Map the Auth0 model to FusionAuth.
- Auth0 Applications map to FusionAuth Applications; an Auth0 Tenant maps to a FusionAuth Tenant. Configure OAuth grants, redirect URIs, and token settings per application.
- Actions and Rules become FusionAuth Lambdas bound to the equivalent lifecycle events (JWT populate, registration validation, and so on). This is where most engineering time goes; budget for it deliberately. Re-implement each inventoried Action as a Lambda and unit-test the token output.
- For B2B tenancy, decide how Auth0 Organizations map: FusionAuth multi-tenancy via Tenants and Applications, or its Entity model, depending on your isolation needs. Confirm the mapping against current FusionAuth multi-tenancy docs; this is the part most likely to differ from your Auth0 layout.
- Recreate social and enterprise identity providers (Google, SAML, OIDC) and validate each login round-trip.
- Configure JWT signing keys and ensure the application validates FusionAuth's issuer, audience, and claims. Custom claims that Actions injected must be reproduced by Lambdas.
Phase 3, User and credential import (14 days)
Path A, bulk import with hashes (preferred). Use the FusionAuth Import API
(/api/user/import), which accepts users in bulk along with their existing
password hashes. FusionAuth supports common schemes including bcrypt (Auth0's
default); set the hashing scheme, factor, and salt correctly per record so
existing passwords validate without a reset.
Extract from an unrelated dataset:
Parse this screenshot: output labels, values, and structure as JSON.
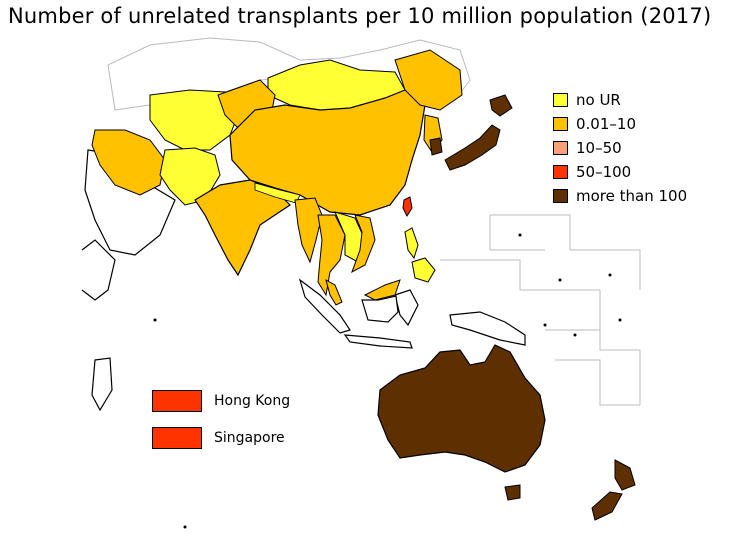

Import in batches, verify counts,
and spot-check logins against known credentials in staging before any
production import.
Path B, just-in-time migration (when hashes are unavailable). Stand up a migration path where, on a user's first login against FusionAuth, their credentials are validated against Auth0 (via a FusionAuth Connector or a custom authentication shim), and on success the password is captured and rehashed into FusionAuth. Active users migrate transparently as they log in; the inactive tail is handled by a forced password reset near the end of the dual-running window.
Either path: import user metadata, roles, registrations per application, and email-verified status so users do not get re-prompted unnecessarily.
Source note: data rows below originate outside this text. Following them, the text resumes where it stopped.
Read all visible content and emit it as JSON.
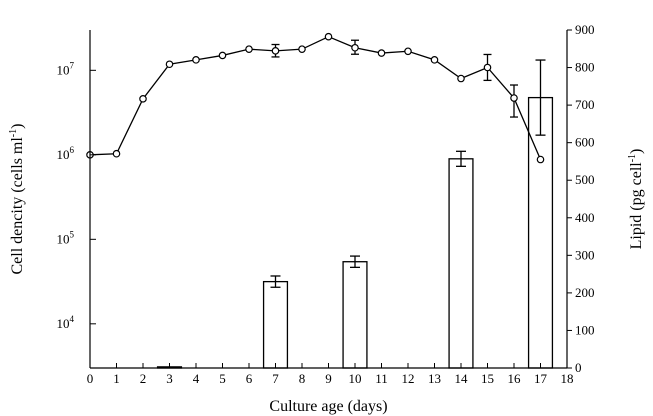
{
  "chart_data": {
    "type": "bar+line",
    "title": "",
    "xlabel": "Culture age (days)",
    "ylabel_left_main": "Cell dencity (cells ml",
    "ylabel_left_sup": "-1",
    "ylabel_left_end": ")",
    "ylabel_right_main": "Lipid (pg cell",
    "ylabel_right_sup": "-1",
    "ylabel_right_end": ")",
    "x_ticks": [
      "0",
      "1",
      "2",
      "3",
      "4",
      "5",
      "6",
      "7",
      "8",
      "9",
      "10",
      "11",
      "12",
      "13",
      "14",
      "15",
      "16",
      "17",
      "18"
    ],
    "xlim": [
      0,
      18
    ],
    "y_left": {
      "scale": "log",
      "lim": [
        3000,
        30000000
      ],
      "ticks": [
        {
          "value": 10000,
          "base": "10",
          "exp": "4"
        },
        {
          "value": 100000,
          "base": "10",
          "exp": "5"
        },
        {
          "value": 1000000,
          "base": "10",
          "exp": "6"
        },
        {
          "value": 10000000,
          "base": "10",
          "exp": "7"
        }
      ]
    },
    "y_right": {
      "scale": "linear",
      "lim": [
        0,
        900
      ],
      "ticks": [
        "0",
        "100",
        "200",
        "300",
        "400",
        "500",
        "600",
        "700",
        "800",
        "900"
      ]
    },
    "bars": {
      "name": "Lipid",
      "axis": "right",
      "x": [
        3,
        7,
        10,
        14,
        17
      ],
      "values": [
        3,
        230,
        283,
        557,
        720
      ],
      "errors": [
        0,
        15,
        15,
        20,
        100
      ]
    },
    "line": {
      "name": "Cell density",
      "axis": "left",
      "x": [
        0,
        1,
        2,
        3,
        4,
        5,
        6,
        7,
        8,
        9,
        10,
        11,
        12,
        13,
        14,
        15,
        16,
        17
      ],
      "values": [
        1000000,
        1030000,
        4600000,
        11800000,
        13300000,
        15000000,
        17800000,
        17000000,
        17800000,
        25000000,
        18500000,
        16000000,
        16800000,
        13300000,
        8000000,
        10800000,
        4700000,
        880000
      ],
      "error_upper": [
        0,
        0,
        0,
        0,
        0,
        0,
        0,
        3200000,
        0,
        0,
        4200000,
        0,
        0,
        0,
        0,
        4600000,
        2000000,
        0
      ],
      "error_lower": [
        0,
        0,
        0,
        0,
        0,
        0,
        0,
        2600000,
        0,
        0,
        3000000,
        0,
        0,
        0,
        0,
        3200000,
        1900000,
        0
      ]
    },
    "grid": false,
    "legend": "none"
  }
}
Phase 4, Dual-run and validation (14 days)
Run FusionAuth alongside Auth0 and route a growing share of traffic to it (internal users, then a canary percentage, then the bulk). Validate on every critical flow: registration, login by each method, MFA challenge and step-up, password reset, social and enterprise SSO, token claims consumed by the app, and the Management-API-equivalent calls in your admin tooling. Compare token contents field by field against the Auth0 baseline. Watch error rates and latency; this is the window to find the Lambda or claim mismatch that a test suite missed.
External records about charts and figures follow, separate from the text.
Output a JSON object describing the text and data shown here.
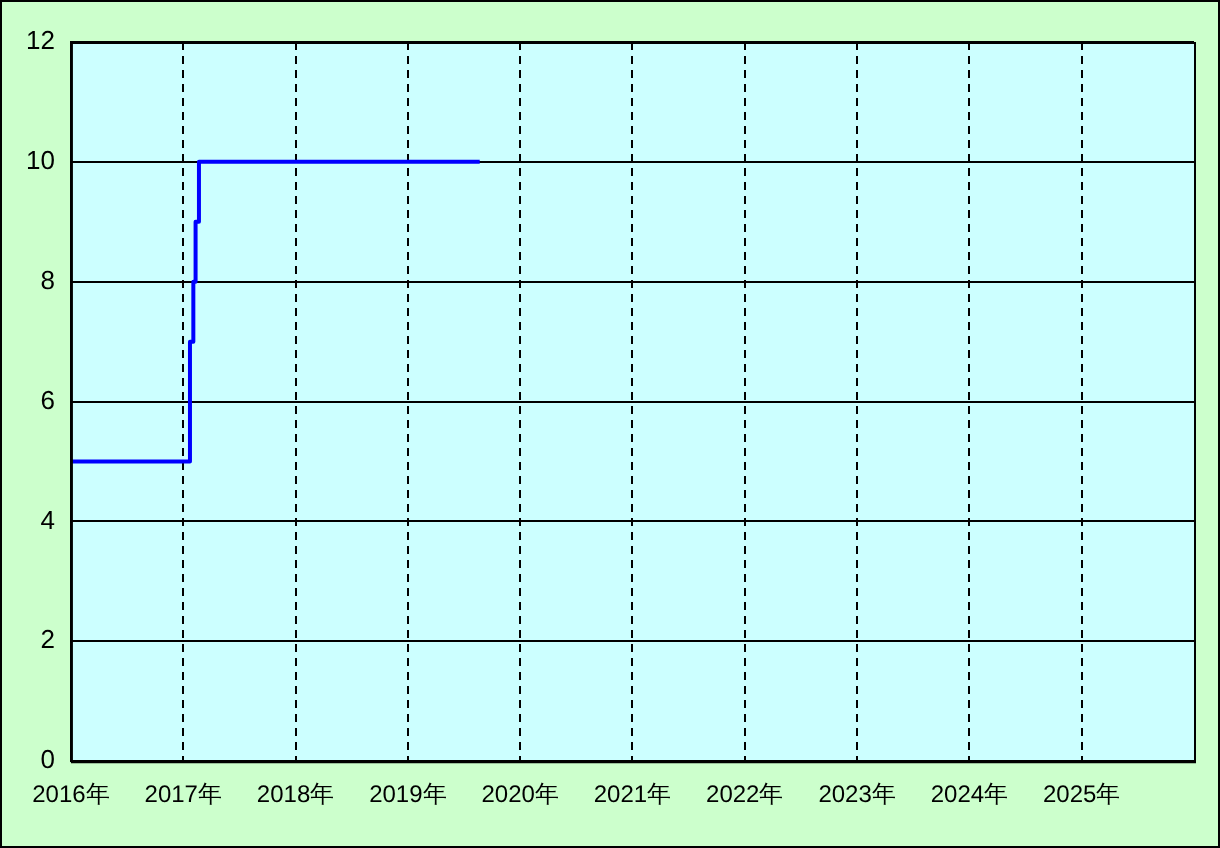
{
  "chart_data": {
    "type": "step",
    "x": [
      2016,
      2017.06,
      2017.09,
      2017.11,
      2017.14,
      2019.64
    ],
    "series": [
      {
        "color": "#0000ff",
        "values": [
          5,
          7,
          8,
          9,
          10,
          10
        ]
      }
    ],
    "xlim": [
      2016,
      2026
    ],
    "xticks": [
      {
        "value": 2016,
        "label": "2016年"
      },
      {
        "value": 2017,
        "label": "2017年"
      },
      {
        "value": 2018,
        "label": "2018年"
      },
      {
        "value": 2019,
        "label": "2019年"
      },
      {
        "value": 2020,
        "label": "2020年"
      },
      {
        "value": 2021,
        "label": "2021年"
      },
      {
        "value": 2022,
        "label": "2022年"
      },
      {
        "value": 2023,
        "label": "2023年"
      },
      {
        "value": 2024,
        "label": "2024年"
      },
      {
        "value": 2025,
        "label": "2025年"
      }
    ],
    "ylim": [
      0,
      12
    ],
    "yticks": [
      0,
      2,
      4,
      6,
      8,
      10,
      12
    ],
    "grid": true,
    "legend": false
  }
}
Phase 5, Cutover and Auth0 decommission (8 days)
Flip the default to FusionAuth, keep Auth0 in read-only standby for a short rollback window, then decommission. At cutover, users re-authenticate (refresh tokens did not migrate) and re-enroll passkeys; communicate this in advance. After the standby window, export and archive Auth0 logs for your audit trail, revoke Auth0 API credentials, and close the tenant. Run a post-migration audit: confirm every inventoried Action has a working Lambda equivalent, every connection is live, and MFA and passkey re-enrollment rates are tracking as expected.
The gotchas, in one place
- Password hashes are the gating item. Confirm your Auth0 plan can export them before promising a no-reset migration; otherwise design for just-in-time migration plus a reset for the inactive tail.
- Passkeys cannot be migrated. They are bound to the relying-party origin; users re-enroll after cutover.
- Refresh tokens and sessions do not carry over. Everyone re-authenticates at cutover.
- Actions to Lambdas is the real work. It is logic re-implementation, not configuration, and it dominates the engineering estimate.
- Validate token claims field by field. The subtle breakage is a missing or differently-shaped claim the application silently depends on.